Tax authorities simply cannot effectively detect and eliminate this scale of fraudulent activity or oversight when chasing a paper trail. Electronic invoicing mandates give tax authorities greater visibility into taxpayers’ transactions. Real-time or near-real-time reporting requirements allow officials to use advanced technology such as artificial intelligence to run automated checks and detect anomalies, nipping tax errors and evasion in the bud. Taxpayers can’t fudge their tax returns when tax officials have records of all their invoices.
It’s widely believed to be working. Mandating e-invoicing and real-time reporting have enabled Brazil to increase VAT collections by some $58 billion. Chile and Mexico have cut their tax gaps by about 50%. The visible and measurable success of mandatory e-invoicing and real-time reporting has inspired many governments to institute similar requirements: One new mandate is issued almost every week.
Will the U.S. institute e-invoicing or real-time reporting mandates?
Due to the nature of sales tax, the U.S. doesn’t suffer the same tax gap as many other countries.
Certainly, some sales tax is collected then not remitted, either by oversight or fraud.

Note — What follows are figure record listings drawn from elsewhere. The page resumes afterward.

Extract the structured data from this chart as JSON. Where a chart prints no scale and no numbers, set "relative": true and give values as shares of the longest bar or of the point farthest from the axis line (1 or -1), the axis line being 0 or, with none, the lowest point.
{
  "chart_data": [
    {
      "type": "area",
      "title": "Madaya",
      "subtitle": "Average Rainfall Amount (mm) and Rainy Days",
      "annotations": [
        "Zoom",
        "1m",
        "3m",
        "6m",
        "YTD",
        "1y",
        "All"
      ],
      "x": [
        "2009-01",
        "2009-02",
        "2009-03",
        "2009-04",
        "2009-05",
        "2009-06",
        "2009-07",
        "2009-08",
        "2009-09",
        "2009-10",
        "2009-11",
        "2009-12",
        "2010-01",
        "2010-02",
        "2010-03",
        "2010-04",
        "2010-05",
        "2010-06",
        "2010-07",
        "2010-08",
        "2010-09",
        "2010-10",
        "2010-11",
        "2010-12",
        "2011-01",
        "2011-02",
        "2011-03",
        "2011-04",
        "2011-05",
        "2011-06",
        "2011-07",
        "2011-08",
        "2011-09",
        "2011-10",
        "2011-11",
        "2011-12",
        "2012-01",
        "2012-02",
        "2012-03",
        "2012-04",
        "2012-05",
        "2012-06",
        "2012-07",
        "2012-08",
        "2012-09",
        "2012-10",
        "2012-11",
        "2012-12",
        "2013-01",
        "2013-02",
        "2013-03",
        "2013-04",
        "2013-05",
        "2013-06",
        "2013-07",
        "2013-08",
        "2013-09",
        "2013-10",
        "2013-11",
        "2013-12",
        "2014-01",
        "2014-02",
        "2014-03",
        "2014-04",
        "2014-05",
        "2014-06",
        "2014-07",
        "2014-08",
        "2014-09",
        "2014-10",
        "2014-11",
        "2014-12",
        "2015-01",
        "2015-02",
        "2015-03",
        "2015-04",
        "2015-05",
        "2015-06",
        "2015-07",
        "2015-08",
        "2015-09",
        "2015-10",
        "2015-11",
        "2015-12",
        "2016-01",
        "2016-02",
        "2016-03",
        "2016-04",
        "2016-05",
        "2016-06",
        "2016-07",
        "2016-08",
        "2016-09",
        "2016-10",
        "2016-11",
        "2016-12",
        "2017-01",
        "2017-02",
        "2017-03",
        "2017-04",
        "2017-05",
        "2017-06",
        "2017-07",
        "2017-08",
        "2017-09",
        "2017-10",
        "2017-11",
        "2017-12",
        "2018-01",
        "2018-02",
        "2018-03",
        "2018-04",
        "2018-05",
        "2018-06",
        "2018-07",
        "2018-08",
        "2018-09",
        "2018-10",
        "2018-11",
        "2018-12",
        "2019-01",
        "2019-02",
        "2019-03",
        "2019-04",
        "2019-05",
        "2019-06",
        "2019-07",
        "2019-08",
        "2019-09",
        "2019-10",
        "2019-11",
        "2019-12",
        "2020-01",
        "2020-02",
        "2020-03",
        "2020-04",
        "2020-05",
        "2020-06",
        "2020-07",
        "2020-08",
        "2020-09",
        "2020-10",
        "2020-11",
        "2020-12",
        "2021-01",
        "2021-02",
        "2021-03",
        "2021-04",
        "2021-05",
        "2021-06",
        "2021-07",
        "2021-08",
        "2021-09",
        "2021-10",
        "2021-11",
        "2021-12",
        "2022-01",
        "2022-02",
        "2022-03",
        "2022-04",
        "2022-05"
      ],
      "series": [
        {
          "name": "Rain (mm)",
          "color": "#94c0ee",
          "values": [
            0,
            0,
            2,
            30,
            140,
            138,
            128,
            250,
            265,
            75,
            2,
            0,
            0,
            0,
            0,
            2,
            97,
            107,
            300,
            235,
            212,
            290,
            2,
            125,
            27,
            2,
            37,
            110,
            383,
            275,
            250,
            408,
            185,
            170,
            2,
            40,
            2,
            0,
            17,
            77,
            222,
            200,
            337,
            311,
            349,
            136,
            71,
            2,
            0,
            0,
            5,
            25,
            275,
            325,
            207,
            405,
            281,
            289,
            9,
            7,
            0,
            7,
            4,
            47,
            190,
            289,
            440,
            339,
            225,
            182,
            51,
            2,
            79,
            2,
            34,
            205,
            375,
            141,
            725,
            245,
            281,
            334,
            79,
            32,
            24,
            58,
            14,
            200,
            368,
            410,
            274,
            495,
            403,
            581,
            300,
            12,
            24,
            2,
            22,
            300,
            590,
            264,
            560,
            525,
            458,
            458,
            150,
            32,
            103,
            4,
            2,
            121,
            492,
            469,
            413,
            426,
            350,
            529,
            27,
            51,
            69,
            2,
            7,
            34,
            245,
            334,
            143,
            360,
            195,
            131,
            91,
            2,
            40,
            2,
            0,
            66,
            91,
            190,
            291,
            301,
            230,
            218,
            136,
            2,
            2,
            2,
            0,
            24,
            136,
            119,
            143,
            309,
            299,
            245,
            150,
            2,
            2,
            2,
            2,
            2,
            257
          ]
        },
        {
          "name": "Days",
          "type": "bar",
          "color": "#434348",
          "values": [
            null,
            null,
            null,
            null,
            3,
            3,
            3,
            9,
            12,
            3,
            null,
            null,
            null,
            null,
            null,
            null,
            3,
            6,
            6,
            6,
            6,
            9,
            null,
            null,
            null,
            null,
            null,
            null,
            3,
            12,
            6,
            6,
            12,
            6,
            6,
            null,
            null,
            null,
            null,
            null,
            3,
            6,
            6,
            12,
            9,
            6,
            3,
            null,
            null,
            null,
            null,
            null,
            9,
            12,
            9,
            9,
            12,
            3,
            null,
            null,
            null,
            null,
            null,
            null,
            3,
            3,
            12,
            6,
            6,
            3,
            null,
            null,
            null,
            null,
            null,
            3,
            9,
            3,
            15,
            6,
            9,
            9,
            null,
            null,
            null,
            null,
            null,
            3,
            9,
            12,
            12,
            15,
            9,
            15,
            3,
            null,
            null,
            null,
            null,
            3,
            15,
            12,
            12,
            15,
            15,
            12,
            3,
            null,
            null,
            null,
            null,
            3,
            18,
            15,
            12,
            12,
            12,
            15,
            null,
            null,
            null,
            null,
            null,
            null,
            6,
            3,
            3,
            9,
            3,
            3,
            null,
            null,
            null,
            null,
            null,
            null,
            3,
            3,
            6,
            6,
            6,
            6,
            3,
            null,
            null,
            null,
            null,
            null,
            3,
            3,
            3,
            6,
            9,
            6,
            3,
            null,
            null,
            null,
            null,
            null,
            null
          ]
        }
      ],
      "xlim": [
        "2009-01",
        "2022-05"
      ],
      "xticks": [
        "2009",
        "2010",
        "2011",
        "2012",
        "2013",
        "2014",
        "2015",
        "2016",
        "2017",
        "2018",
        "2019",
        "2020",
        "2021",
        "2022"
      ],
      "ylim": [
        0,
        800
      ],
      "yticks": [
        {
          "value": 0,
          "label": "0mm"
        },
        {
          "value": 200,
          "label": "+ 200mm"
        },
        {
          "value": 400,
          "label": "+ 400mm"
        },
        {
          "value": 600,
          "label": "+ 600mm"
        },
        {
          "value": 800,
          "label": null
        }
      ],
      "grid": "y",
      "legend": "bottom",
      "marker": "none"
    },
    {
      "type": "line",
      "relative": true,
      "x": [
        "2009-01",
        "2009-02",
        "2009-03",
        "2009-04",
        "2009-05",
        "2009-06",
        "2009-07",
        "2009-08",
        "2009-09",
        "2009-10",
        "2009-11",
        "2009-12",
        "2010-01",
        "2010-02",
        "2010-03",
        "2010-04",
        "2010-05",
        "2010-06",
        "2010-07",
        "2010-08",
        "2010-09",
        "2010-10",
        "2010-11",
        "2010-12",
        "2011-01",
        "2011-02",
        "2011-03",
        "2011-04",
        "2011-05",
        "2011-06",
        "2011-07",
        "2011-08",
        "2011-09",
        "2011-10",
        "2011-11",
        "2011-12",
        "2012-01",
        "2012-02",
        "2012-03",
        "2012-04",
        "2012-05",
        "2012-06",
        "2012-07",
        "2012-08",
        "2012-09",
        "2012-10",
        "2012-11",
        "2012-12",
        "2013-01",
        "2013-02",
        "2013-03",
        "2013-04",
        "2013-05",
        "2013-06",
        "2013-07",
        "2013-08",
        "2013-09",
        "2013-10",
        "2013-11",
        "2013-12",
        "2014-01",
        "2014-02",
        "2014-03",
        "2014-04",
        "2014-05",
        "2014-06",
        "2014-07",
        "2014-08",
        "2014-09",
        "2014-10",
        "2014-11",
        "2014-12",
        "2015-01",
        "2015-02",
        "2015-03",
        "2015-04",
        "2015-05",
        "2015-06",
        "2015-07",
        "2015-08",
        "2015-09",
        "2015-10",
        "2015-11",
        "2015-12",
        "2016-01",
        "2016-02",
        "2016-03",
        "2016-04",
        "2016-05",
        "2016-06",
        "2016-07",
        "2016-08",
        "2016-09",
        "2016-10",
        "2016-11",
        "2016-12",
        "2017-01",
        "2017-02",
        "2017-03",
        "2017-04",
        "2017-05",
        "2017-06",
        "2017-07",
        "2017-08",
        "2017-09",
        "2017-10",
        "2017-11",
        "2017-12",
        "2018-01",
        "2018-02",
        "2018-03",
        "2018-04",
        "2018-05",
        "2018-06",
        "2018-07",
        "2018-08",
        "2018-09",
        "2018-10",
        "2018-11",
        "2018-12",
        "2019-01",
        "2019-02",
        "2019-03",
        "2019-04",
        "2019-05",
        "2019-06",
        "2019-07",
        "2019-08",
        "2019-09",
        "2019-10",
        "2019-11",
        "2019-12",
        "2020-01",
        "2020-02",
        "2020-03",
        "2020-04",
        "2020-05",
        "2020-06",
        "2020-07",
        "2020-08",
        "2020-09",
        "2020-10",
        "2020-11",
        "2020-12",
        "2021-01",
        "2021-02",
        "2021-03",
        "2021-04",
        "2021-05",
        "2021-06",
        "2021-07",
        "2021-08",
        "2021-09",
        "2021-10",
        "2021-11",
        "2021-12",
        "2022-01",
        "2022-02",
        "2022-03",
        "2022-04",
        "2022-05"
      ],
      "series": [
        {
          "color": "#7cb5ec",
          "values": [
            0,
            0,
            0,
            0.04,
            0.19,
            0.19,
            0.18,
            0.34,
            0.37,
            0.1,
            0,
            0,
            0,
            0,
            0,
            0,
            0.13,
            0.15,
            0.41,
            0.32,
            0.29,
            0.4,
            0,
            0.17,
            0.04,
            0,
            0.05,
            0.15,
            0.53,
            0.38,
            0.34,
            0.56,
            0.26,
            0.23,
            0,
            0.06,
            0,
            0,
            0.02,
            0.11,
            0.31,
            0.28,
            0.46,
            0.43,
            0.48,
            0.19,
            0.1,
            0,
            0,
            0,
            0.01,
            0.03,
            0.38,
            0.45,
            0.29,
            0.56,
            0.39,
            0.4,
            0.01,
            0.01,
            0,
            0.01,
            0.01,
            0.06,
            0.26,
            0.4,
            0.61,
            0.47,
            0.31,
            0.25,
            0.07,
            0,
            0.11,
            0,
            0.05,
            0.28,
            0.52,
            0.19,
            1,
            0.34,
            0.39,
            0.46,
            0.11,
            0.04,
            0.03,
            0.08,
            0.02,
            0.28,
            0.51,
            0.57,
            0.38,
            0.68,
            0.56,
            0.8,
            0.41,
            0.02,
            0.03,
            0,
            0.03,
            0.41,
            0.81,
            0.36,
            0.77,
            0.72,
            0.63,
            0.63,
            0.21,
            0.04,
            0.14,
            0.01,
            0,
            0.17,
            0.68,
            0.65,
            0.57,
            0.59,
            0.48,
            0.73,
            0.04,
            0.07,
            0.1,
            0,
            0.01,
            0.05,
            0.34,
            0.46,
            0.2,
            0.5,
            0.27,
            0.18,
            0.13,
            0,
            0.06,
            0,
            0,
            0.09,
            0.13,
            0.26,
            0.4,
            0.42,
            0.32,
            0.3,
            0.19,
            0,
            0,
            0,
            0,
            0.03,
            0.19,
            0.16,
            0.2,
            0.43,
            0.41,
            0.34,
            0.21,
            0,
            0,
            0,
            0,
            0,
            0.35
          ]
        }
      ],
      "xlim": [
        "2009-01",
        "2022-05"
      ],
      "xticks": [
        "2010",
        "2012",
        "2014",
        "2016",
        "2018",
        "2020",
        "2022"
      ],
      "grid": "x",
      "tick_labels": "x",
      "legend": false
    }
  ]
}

In fact, numerous states have outlawed the use of sales tax suppression software to help prevent the deliberate withholding of collected sales tax, and New York may soon do the same. But a bigger problem is that some businesses don’t understand the concept of nexus — the connection that allows a tax jurisdiction to tax a business — and therefore don’t know they have an obligation to register for sales tax in the first place.
Nonetheless, there are efforts to digitize tax compliance and invoice processes in the U.S. The Federal Reserve and the Business Payments Coalition (BPC) are in the final stretch of a pilot project that strives to modernize B2B payments through the development of a standardized electronic invoicing system. An operational B2B invoice system could be up and running by 2023.
But of course, sales tax is the purview of individual states, and states may not be ready for real-time compliance.
Still, it’s likely only a matter of time. California and Florida have already considered some type of real-time financial reporting requirements, and Massachusetts Governor Charlie Baker included a real-time sales tax remittance requirement in his 2022 budget proposal, though similar proposals in the past failed to make it to law. The Urban-Brookings Tax Policy Center reports that states are hungry for more taxpayer and transactional data. E-invoicing and real-time reporting mandates would provide it.
How e-invoicing can benefit businesses
Moving from paper or digital invoices to electronic invoices can benefit your business, even if you don’t sell into any country with an e-invoicing or real-time reporting mandate. It streamlines the exchange of information and allows you to fully automate invoice processing.
Benefits to suppliers include:
- Enhanced security of invoice information
- Increased savings (e.g., no printing and postage; less physical storage space)
- Faster payment collection
Benefits to buyers include:
- Faster invoice processing
- Increased savings due to early payment discounts
- Higher efficiency (e.g., no invoice data entry or manual handling)
- Fewer data entry errors or accidental double bookings
On top of the aforementioned economic benefits, e-invoicing provides many noneconomic advantages to both suppliers and customers:
- Better image as a company striving to reduce its ecological footprint and comply to high environmental and social responsibility standards
- Deeper integration with business partners with mutually beneficial IT standards
- Improved customer relations due to faster payments and fewer mistakes and disputes
- Higher employee satisfaction due to automation and limitation of tedious data entry and invoice processing tasks
You may not face e-invoicing and real-time reporting requirements today, but there’s a good chance you’ll encounter them tomorrow. The number of countries with e-invoicing mandates is rising.